Once I found the Q-Fan option in BIOS, I had to enable it, reboot, and then listen as the fan whirred down to just about being innaudible. Its a wonderful thing. Now when Michael powers up, there a loud whirring of the fan powering up to the full 5,600 RPM and then as BIOS kicks in, it whirrs again but down to ~3,700 RPM. At that level, it is certainly the quietest machine in the room. After running at that level a little while, it seemed to just disappear. I can't even pick it out anymore. It's awesome.

So with confidence bolstered, I whipped out my operating system discs and gave Michael's partitions The Evil Eye. Primarily, I just wanted to steal some disc space from Windows and give it to Mandrake so I played around with Partition Magic 7 a little bit. It didn't seem to want to resize my partitions so then I had a little fun.

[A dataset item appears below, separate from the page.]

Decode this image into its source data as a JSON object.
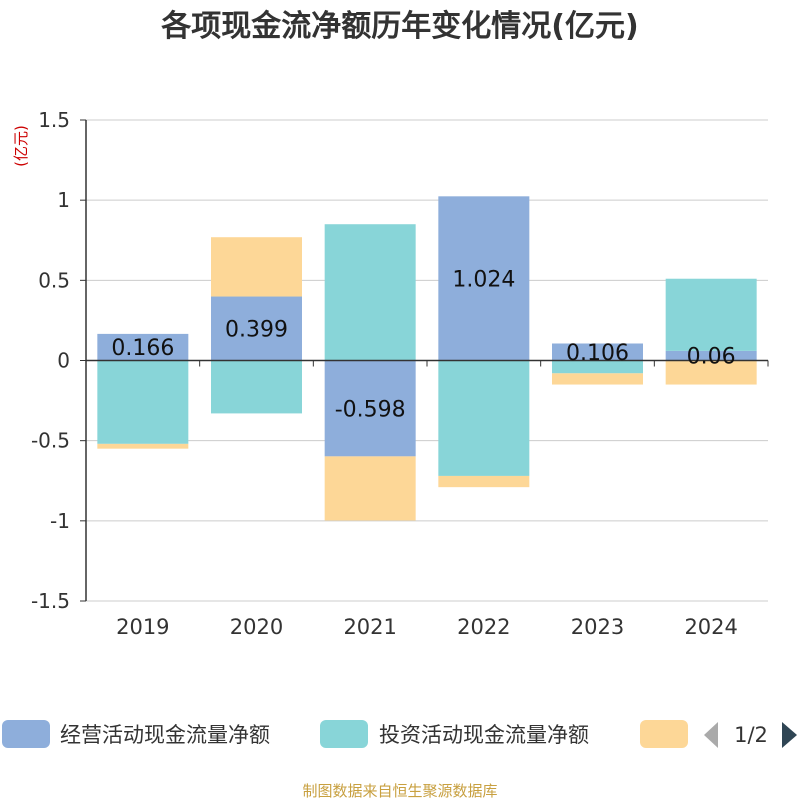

First, pop in the old faithful Win 98 boot disk and gave Michael a wee spot of the ole 'fdisk /mbr'. Sure boots up windows directly nice and fine, but still no resizing.

Next grab the Western Digital disk diagnostic/EZ BIOS floppy. Boot from that, disable EZ BIOS on the drive (still on there from when I tried to cram that drive in Nikita so many years ago). Reboot. Uninstall EZ BIOS. Reboot. Still no dice on the resizing.

Okay, copy everything from Michael to Dulcea for backup and fdisk the whole mofo.

Jammed Windows XP back on there. Patch, reboot, add driver, reboot, Direct X, reboot, reboot, patch, reboot, install anti virus, reboot, update anti virus, reboot, more stuff, reboot, reboot, reboot.

AAAAAAAAAAAAAAAAARGH!!!! Goddamned Windows!

Install Mandrake. Hack at ypbind until the little bastard works on boot and I'm still not sure how I'm expected to set the domainname on boot so I eventually edited the functions network script to add that in there.

And now for some reason Mandrake won't laumch Firefox or Thunderbird from the shortcuts I have on my taskbar thing. I can launch them from a konsole (I feel shame), but even recreating the shortcuts doesn't help.

Whale oil beef hooked.

But its working. The usual couple of things to add in later, but I've got all my package sources sorted out so its all good.